Dem schließt sich das Gericht auch aufgrund der von den Beteiligten geschilderten Sachlage an. Der Antragsteller gab vor Gericht an, er wolle das Pferd nicht transportieren. Dem Gericht erschließt sich nicht, wie der Antragsteller dann das Pferd nach Österreich und gegebenenfalls weiter in andere Länder bringen will, zumal er offenbar sich selbst nicht festgelegt hat. Der Antragsteller hat gegenüber dem Antragsgegner vorgebracht, er wolle als Wanderreiter das Pferd gar nicht transportieren, er wolle eventuell in Österreich bleiben, dann aber weiter nach Serbien und von Serbien über Rumänien nach Moldawien. Ein andermal gab er an, nach Russland reiten zu wollen.
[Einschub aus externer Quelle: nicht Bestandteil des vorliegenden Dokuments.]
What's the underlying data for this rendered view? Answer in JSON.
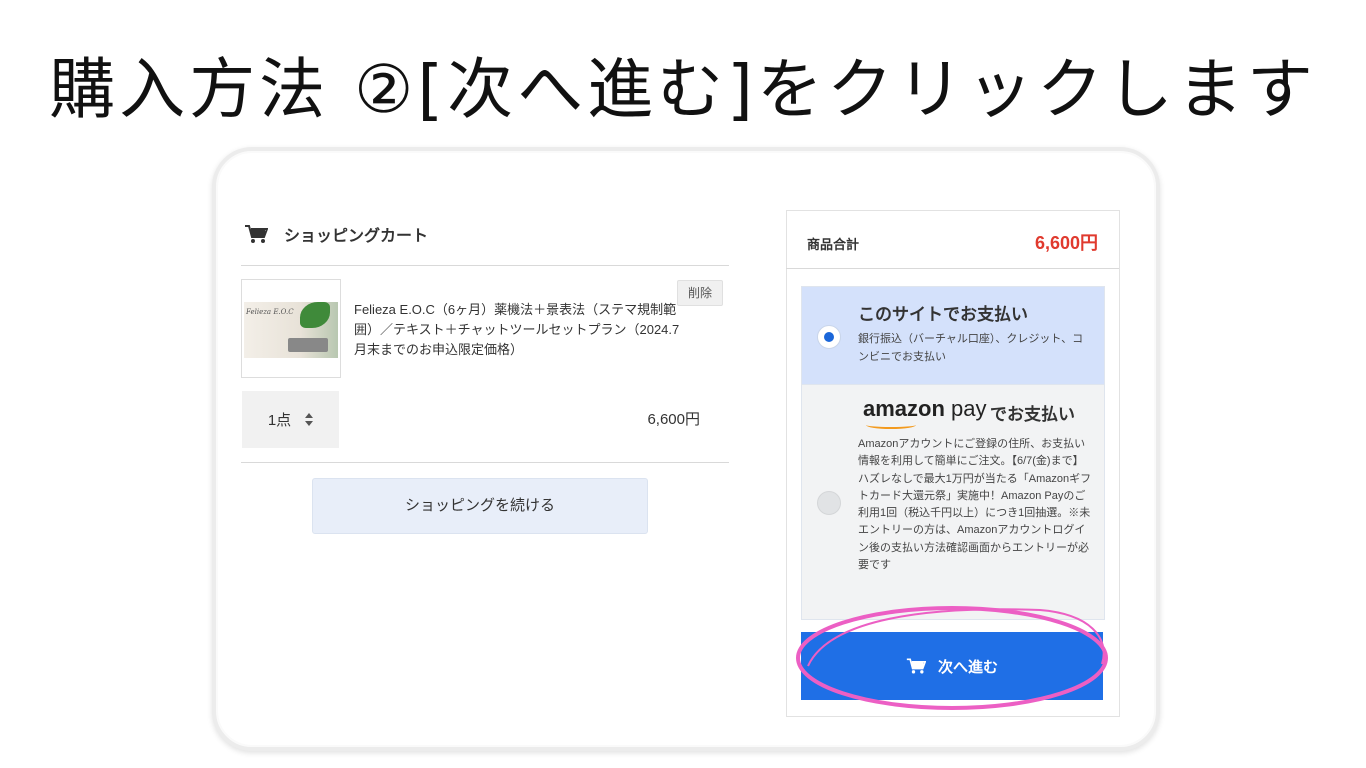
{
  "headline": "購入方法 ②[次へ進む]をクリックします",
  "cart": {
    "title": "ショッピングカート",
    "item": {
      "thumbnail_text": "Felieza E.O.C",
      "title": "Felieza E.O.C（6ヶ月）薬機法＋景表法（ステマ規制範囲）／テキスト＋チャットツールセットプラン（2024.7月末までのお申込限定価格）",
      "delete_label": "削除",
      "quantity": "1点",
      "price": "6,600円"
    },
    "continue_label": "ショッピングを続ける"
  },
  "summary": {
    "subtotal_label": "商品合計",
    "subtotal_value": "6,600円",
    "payment_options": [
      {
        "title": "このサイトでお支払い",
        "description": "銀行振込（バーチャル口座）、クレジット、コンビニでお支払い",
        "selected": true
      },
      {
        "logo_text_1": "amazon",
        "logo_text_2": " pay",
        "title_suffix": "でお支払い",
        "description": "Amazonアカウントにご登録の住所、お支払い情報を利用して簡単にご注文。【6/7(金)まで】ハズレなしで最大1万円が当たる「Amazonギフトカード大還元祭」実施中！Amazon Payのご利用1回（税込千円以上）につき1回抽選。※未エントリーの方は、Amazonアカウントログイン後の支払い方法確認画面からエントリーが必要です",
        "selected": false
      }
    ],
    "next_label": "次へ進む"
  },
  "colors": {
    "accent_blue": "#1f6fe6",
    "price_red": "#e03a2e",
    "highlight_pink": "#ec5fc4",
    "amazon_orange": "#f39a1e"
  },
  "icons": [
    "cart-icon",
    "cart-icon-white",
    "radio-selected-icon",
    "radio-unselected-icon",
    "sort-arrows-icon"
  ]
}
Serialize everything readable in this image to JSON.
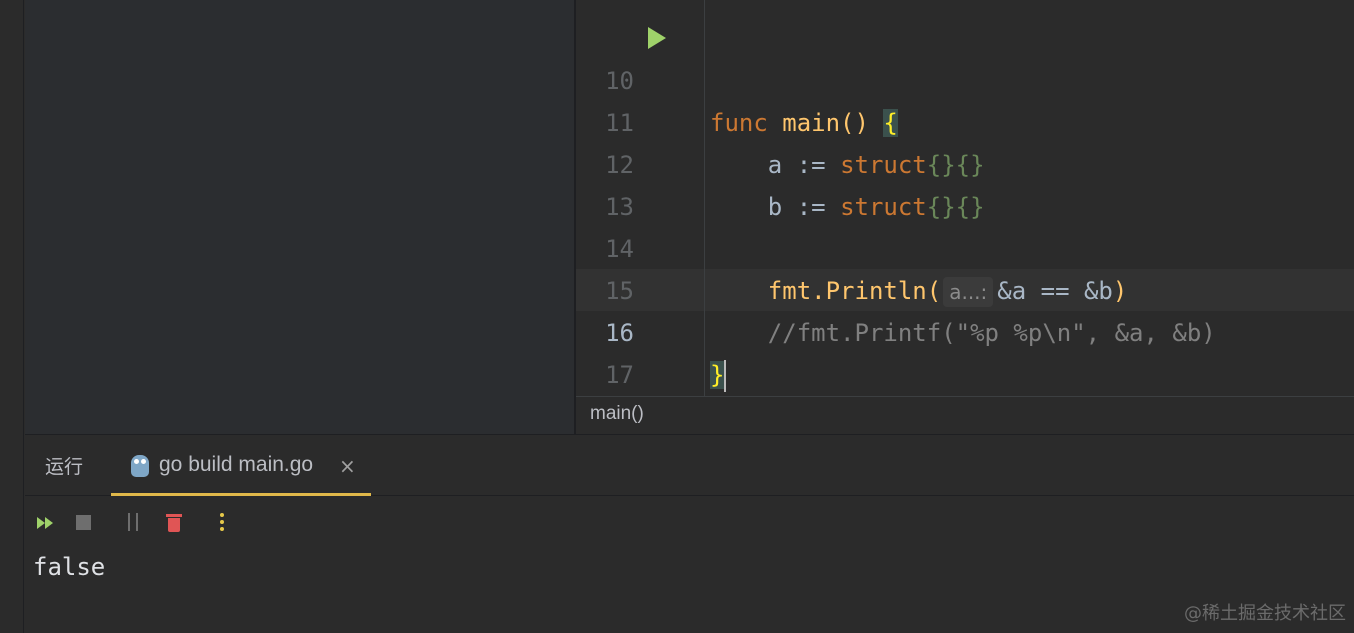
{
  "editor": {
    "lines": [
      {
        "num": "10"
      },
      {
        "num": "11"
      },
      {
        "num": "12"
      },
      {
        "num": "13"
      },
      {
        "num": "14"
      },
      {
        "num": "15"
      },
      {
        "num": "16"
      },
      {
        "num": "17"
      }
    ],
    "code": {
      "l10_kw": "func",
      "l10_fn": "main",
      "l10_parens": "()",
      "l10_brace": "{",
      "l11_var": "a",
      "l11_op": ":=",
      "l11_kw": "struct",
      "l11_braces": "{}{}",
      "l12_var": "b",
      "l12_op": ":=",
      "l12_kw": "struct",
      "l12_braces": "{}{}",
      "l14_pkg": "fmt.",
      "l14_fn": "Println",
      "l14_open": "(",
      "l14_hint": "a...:",
      "l14_args": "&a == &b",
      "l14_close": ")",
      "l15_comment": "//fmt.Printf(\"%p %p\\n\", &a, &b)",
      "l16_brace": "}"
    },
    "breadcrumb": "main()"
  },
  "run_panel": {
    "title": "运行",
    "tab_label": "go build main.go",
    "tab_close": "×",
    "output": "false"
  },
  "icons": {
    "run_gutter": "run-triangle-icon",
    "tab": "gopher-icon",
    "toolbar": [
      "rerun-icon",
      "stop-icon",
      "scroll-to-end-icon",
      "trash-icon",
      "more-vertical-icon"
    ]
  },
  "colors": {
    "run_green": "#9fd26a",
    "active_tab_underline": "#e0b84a",
    "trash_red": "#e05555"
  },
  "watermark": "@稀土掘金技术社区"
}
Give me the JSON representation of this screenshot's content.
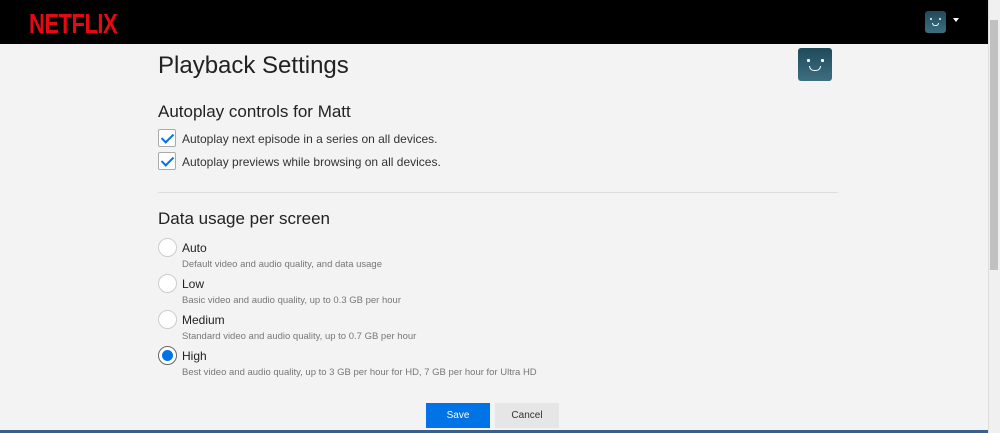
{
  "header": {
    "logo": "NETFLIX"
  },
  "page": {
    "title": "Playback Settings"
  },
  "autoplay": {
    "heading": "Autoplay controls for Matt",
    "options": [
      {
        "label": "Autoplay next episode in a series on all devices.",
        "checked": true
      },
      {
        "label": "Autoplay previews while browsing on all devices.",
        "checked": true
      }
    ]
  },
  "data_usage": {
    "heading": "Data usage per screen",
    "selected": "High",
    "options": [
      {
        "label": "Auto",
        "desc": "Default video and audio quality, and data usage"
      },
      {
        "label": "Low",
        "desc": "Basic video and audio quality, up to 0.3 GB per hour"
      },
      {
        "label": "Medium",
        "desc": "Standard video and audio quality, up to 0.7 GB per hour"
      },
      {
        "label": "High",
        "desc": "Best video and audio quality, up to 3 GB per hour for HD, 7 GB per hour for Ultra HD"
      }
    ]
  },
  "buttons": {
    "save": "Save",
    "cancel": "Cancel"
  },
  "colors": {
    "brand": "#e50914",
    "accent": "#0073e6"
  }
}
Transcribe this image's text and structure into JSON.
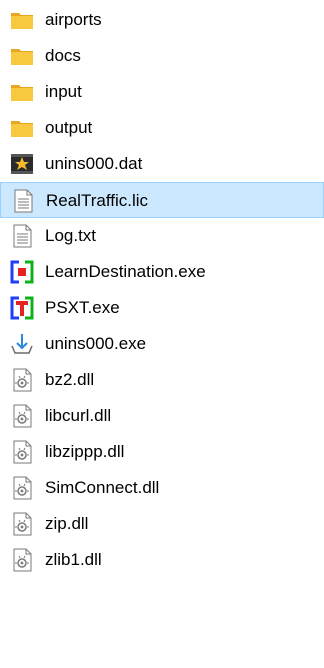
{
  "file_list": {
    "items": [
      {
        "name": "airports",
        "icon": "folder-icon",
        "selected": false
      },
      {
        "name": "docs",
        "icon": "folder-icon",
        "selected": false
      },
      {
        "name": "input",
        "icon": "folder-icon",
        "selected": false
      },
      {
        "name": "output",
        "icon": "folder-icon",
        "selected": false
      },
      {
        "name": "unins000.dat",
        "icon": "dat-file-icon",
        "selected": false
      },
      {
        "name": "RealTraffic.lic",
        "icon": "text-file-icon",
        "selected": true
      },
      {
        "name": "Log.txt",
        "icon": "text-file-icon",
        "selected": false
      },
      {
        "name": "LearnDestination.exe",
        "icon": "learn-destination-app-icon",
        "selected": false
      },
      {
        "name": "PSXT.exe",
        "icon": "psxt-app-icon",
        "selected": false
      },
      {
        "name": "unins000.exe",
        "icon": "installer-icon",
        "selected": false
      },
      {
        "name": "bz2.dll",
        "icon": "dll-file-icon",
        "selected": false
      },
      {
        "name": "libcurl.dll",
        "icon": "dll-file-icon",
        "selected": false
      },
      {
        "name": "libzippp.dll",
        "icon": "dll-file-icon",
        "selected": false
      },
      {
        "name": "SimConnect.dll",
        "icon": "dll-file-icon",
        "selected": false
      },
      {
        "name": "zip.dll",
        "icon": "dll-file-icon",
        "selected": false
      },
      {
        "name": "zlib1.dll",
        "icon": "dll-file-icon",
        "selected": false
      }
    ]
  },
  "colors": {
    "selection_background": "#cce8ff",
    "selection_border": "#99d1ff",
    "folder_yellow": "#f8c93e",
    "psxt_red": "#e32222",
    "learn_blue": "#1f3cff",
    "learn_green": "#10b01a",
    "installer_blue": "#2b88d8"
  }
}
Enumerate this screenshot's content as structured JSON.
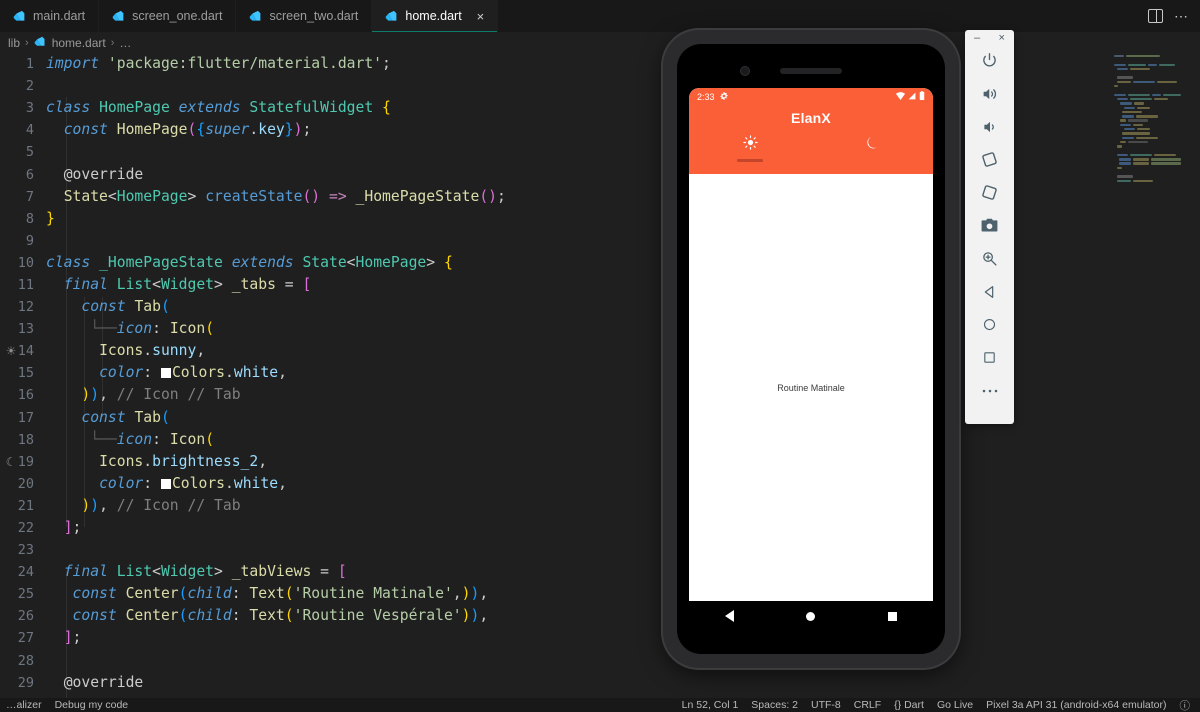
{
  "window": {
    "tabs": [
      {
        "label": "main.dart",
        "icon": "dart-logo-icon",
        "active": false,
        "closable": false
      },
      {
        "label": "screen_one.dart",
        "icon": "dart-logo-icon",
        "active": false,
        "closable": false
      },
      {
        "label": "screen_two.dart",
        "icon": "dart-logo-icon",
        "active": false,
        "closable": false
      },
      {
        "label": "home.dart",
        "icon": "dart-logo-icon",
        "active": true,
        "closable": true
      }
    ],
    "tab_close_glyph": "×",
    "actions": [
      {
        "name": "split-editor-icon",
        "label": ""
      },
      {
        "name": "more-actions-icon",
        "label": "⋯"
      }
    ]
  },
  "breadcrumb": {
    "root": "lib",
    "file": "home.dart",
    "tail": "…",
    "separator": "›"
  },
  "editor": {
    "language": "Dart",
    "gutter_icons": {
      "line14": "sun-icon",
      "line19": "moon-icon"
    },
    "lines": [
      {
        "n": "1",
        "text": "import 'package:flutter/material.dart';"
      },
      {
        "n": "2",
        "text": ""
      },
      {
        "n": "3",
        "text": "class HomePage extends StatefulWidget {"
      },
      {
        "n": "4",
        "text": "  const HomePage({super.key});"
      },
      {
        "n": "5",
        "text": ""
      },
      {
        "n": "6",
        "text": "  @override"
      },
      {
        "n": "7",
        "text": "  State<HomePage> createState() => _HomePageState();"
      },
      {
        "n": "8",
        "text": "}"
      },
      {
        "n": "9",
        "text": ""
      },
      {
        "n": "10",
        "text": "class _HomePageState extends State<HomePage> {"
      },
      {
        "n": "11",
        "text": "  final List<Widget> _tabs = ["
      },
      {
        "n": "12",
        "text": "    const Tab("
      },
      {
        "n": "13",
        "text": "      icon: Icon("
      },
      {
        "n": "14",
        "text": "      Icons.sunny,"
      },
      {
        "n": "15",
        "text": "      color: Colors.white,"
      },
      {
        "n": "16",
        "text": "    )), // Icon // Tab"
      },
      {
        "n": "17",
        "text": "    const Tab("
      },
      {
        "n": "18",
        "text": "      icon: Icon("
      },
      {
        "n": "19",
        "text": "      Icons.brightness_2,"
      },
      {
        "n": "20",
        "text": "      color: Colors.white,"
      },
      {
        "n": "21",
        "text": "    )), // Icon // Tab"
      },
      {
        "n": "22",
        "text": "  ];"
      },
      {
        "n": "23",
        "text": ""
      },
      {
        "n": "24",
        "text": "  final List<Widget> _tabViews = ["
      },
      {
        "n": "25",
        "text": "    const Center(child: Text('Routine Matinale',)),"
      },
      {
        "n": "26",
        "text": "    const Center(child: Text('Routine Vespérale')),"
      },
      {
        "n": "27",
        "text": "  ];"
      },
      {
        "n": "28",
        "text": ""
      },
      {
        "n": "29",
        "text": "  @override"
      }
    ]
  },
  "emulator": {
    "device_name": "Pixel 3a API 31 (android-x64 emulator)",
    "status_bar": {
      "time": "2:33",
      "settings_icon": "gear-icon",
      "wifi_icon": "wifi-icon",
      "signal_icon": "signal-icon",
      "battery_icon": "battery-icon"
    },
    "app": {
      "title": "ElanX",
      "accent_color": "#fb5f38",
      "indicator_color": "#c4452a",
      "tabs": [
        {
          "icon": "sun-icon",
          "glyph": "☀",
          "selected": true
        },
        {
          "icon": "moon-icon",
          "glyph": "☾",
          "selected": false
        }
      ],
      "body_text": "Routine Matinale"
    },
    "nav_bar": [
      {
        "name": "android-back-button",
        "icon": "triangle-back-icon"
      },
      {
        "name": "android-home-button",
        "icon": "circle-home-icon"
      },
      {
        "name": "android-recents-button",
        "icon": "square-recents-icon"
      }
    ],
    "toolbar": {
      "minimize_glyph": "–",
      "close_glyph": "×",
      "buttons": [
        {
          "name": "power-button",
          "icon": "power-icon"
        },
        {
          "name": "volume-up-button",
          "icon": "volume-up-icon"
        },
        {
          "name": "volume-down-button",
          "icon": "volume-down-icon"
        },
        {
          "name": "rotate-left-button",
          "icon": "rotate-left-icon"
        },
        {
          "name": "rotate-right-button",
          "icon": "rotate-right-icon"
        },
        {
          "name": "screenshot-button",
          "icon": "camera-icon"
        },
        {
          "name": "zoom-button",
          "icon": "magnifier-icon"
        },
        {
          "name": "back-button",
          "icon": "triangle-back-icon"
        },
        {
          "name": "home-button",
          "icon": "circle-home-icon"
        },
        {
          "name": "overview-button",
          "icon": "square-recents-icon"
        },
        {
          "name": "more-button",
          "icon": "ellipsis-icon"
        }
      ]
    }
  },
  "statusbar": {
    "left": [
      {
        "name": "statusbar-visualizer",
        "label": "…alizer"
      },
      {
        "name": "statusbar-debug-my-code",
        "label": "Debug my code"
      }
    ],
    "right": [
      {
        "name": "statusbar-cursor-position",
        "label": "Ln 52, Col 1"
      },
      {
        "name": "statusbar-indentation",
        "label": "Spaces: 2"
      },
      {
        "name": "statusbar-encoding",
        "label": "UTF-8"
      },
      {
        "name": "statusbar-eol",
        "label": "CRLF"
      },
      {
        "name": "statusbar-language",
        "label": "{} Dart"
      },
      {
        "name": "statusbar-go-live",
        "label": "Go Live"
      },
      {
        "name": "statusbar-device",
        "label": "Pixel 3a API 31 (android-x64 emulator)"
      },
      {
        "name": "statusbar-notifications",
        "label": "ⓘ"
      }
    ]
  }
}
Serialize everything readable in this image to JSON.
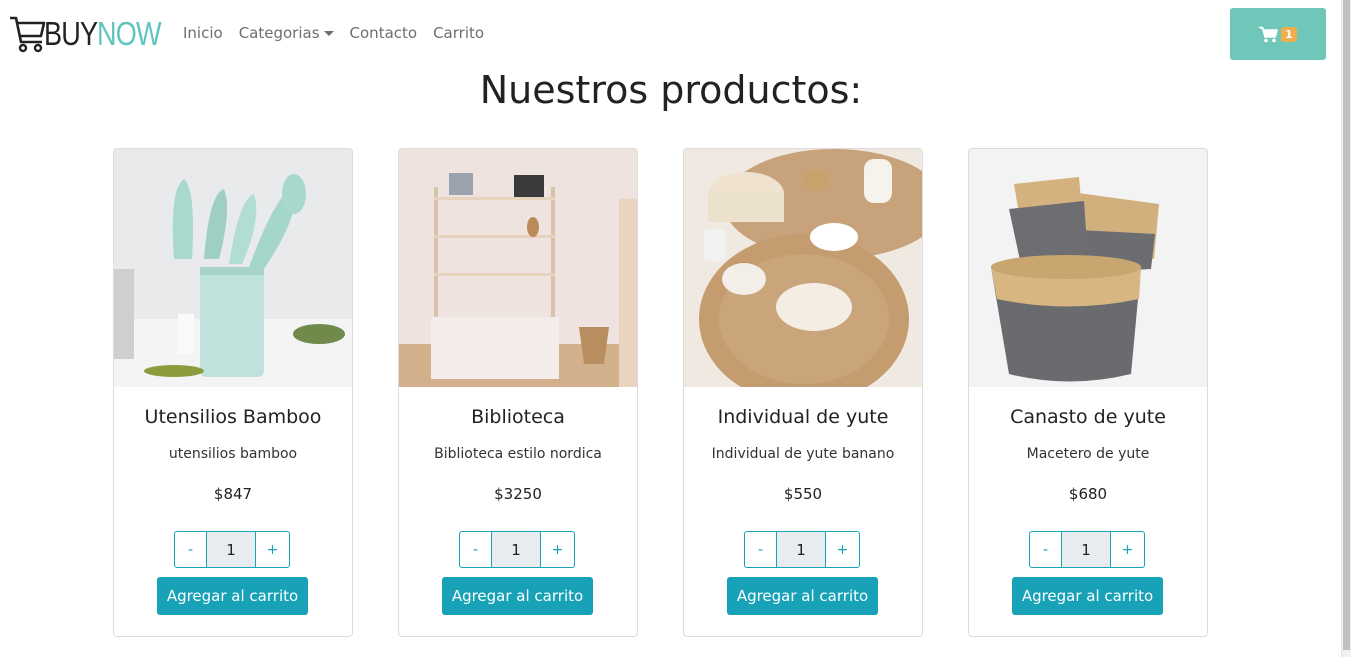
{
  "brand": {
    "word1": "BUY",
    "word2": "NOW"
  },
  "nav": {
    "inicio": "Inicio",
    "categorias": "Categorias",
    "contacto": "Contacto",
    "carrito": "Carrito"
  },
  "cart": {
    "count": "1",
    "icon": "shopping-cart-icon",
    "color": "#6fc7b9",
    "badge_color": "#f0ad4e"
  },
  "title": "Nuestros productos:",
  "products": [
    {
      "name": "Utensilios Bamboo",
      "description": "utensilios bamboo",
      "price": "$847",
      "quantity": "1",
      "add_label": "Agregar al carrito",
      "minus": "-",
      "plus": "+"
    },
    {
      "name": "Biblioteca",
      "description": "Biblioteca estilo nordica",
      "price": "$3250",
      "quantity": "1",
      "add_label": "Agregar al carrito",
      "minus": "-",
      "plus": "+"
    },
    {
      "name": "Individual de yute",
      "description": "Individual de yute banano",
      "price": "$550",
      "quantity": "1",
      "add_label": "Agregar al carrito",
      "minus": "-",
      "plus": "+"
    },
    {
      "name": "Canasto de yute",
      "description": "Macetero de yute",
      "price": "$680",
      "quantity": "1",
      "add_label": "Agregar al carrito",
      "minus": "-",
      "plus": "+"
    }
  ],
  "accent": "#17a2b8"
}
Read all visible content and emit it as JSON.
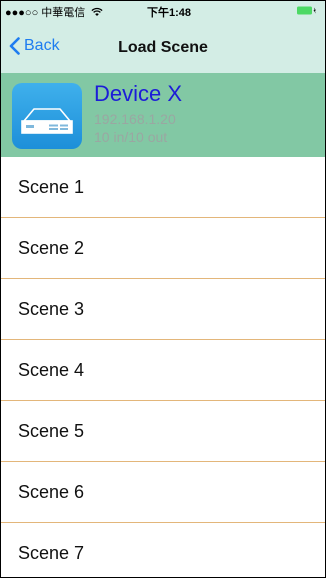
{
  "status_bar": {
    "carrier": "●●●○○ 中華電信",
    "time": "下午1:48"
  },
  "nav": {
    "back_label": "Back",
    "title": "Load Scene"
  },
  "device": {
    "name": "Device X",
    "ip": "192.168.1.20",
    "io": "10 in/10 out",
    "icon": "device-rack-icon"
  },
  "scenes": [
    {
      "label": "Scene 1"
    },
    {
      "label": "Scene 2"
    },
    {
      "label": "Scene 3"
    },
    {
      "label": "Scene 4"
    },
    {
      "label": "Scene 5"
    },
    {
      "label": "Scene 6"
    },
    {
      "label": "Scene 7"
    }
  ],
  "colors": {
    "nav_background": "#d3ede5",
    "device_header_background": "#82c8a4",
    "accent_blue": "#1e7cf0",
    "device_name": "#1c1cd8",
    "separator": "#e3b67a",
    "battery": "#4cd964"
  }
}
Je nach Zielland sind indes wie schon ausgeführt unterschiedliche Anforderungen zu erfüllen sowie gegebenenfalls unterschiedliche Bescheinigungen erforderlich. Die dafür notwendigen ausgefüllten Formulare und Dokumente hat der Antragsteller – abgesehen vom Pferdepass – nicht vorgebracht.
Insoweit ist darauf hinzuweisen, dass dem Antragsteller aufgrund seines Begehrens nach beschleunigtem Rechtsschutz verstärkte Mitwirkungspflichten obliegen, auch und gerade durch Vorlage geeigneter Unterlagen zur Glaubhaftmachung seines Anspruchs. Daran fehlt es sowohl schon im behördlichen, als auch im gerichtlichen Verfahren.
Die Kostenentscheidung beruht auf § 154 Abs. 1 VwGO.
Die Streitwertfestsetzung findet seine Grundlage in § 52 Abs. 2 i.V.m. § 53 Abs. 2 Nr. 1 GKG. Da der Antragsteller wie dargestellt eine Vorwegnahme der Hauptsache begehrt, war gemäß Nr. 1.5 Satz 2 des Streitwertkatalogs keine Halbierung des Streitwerts vorzunehmen und der volle Auffangstreitwert von 5.000,00 EUR festzusetzen.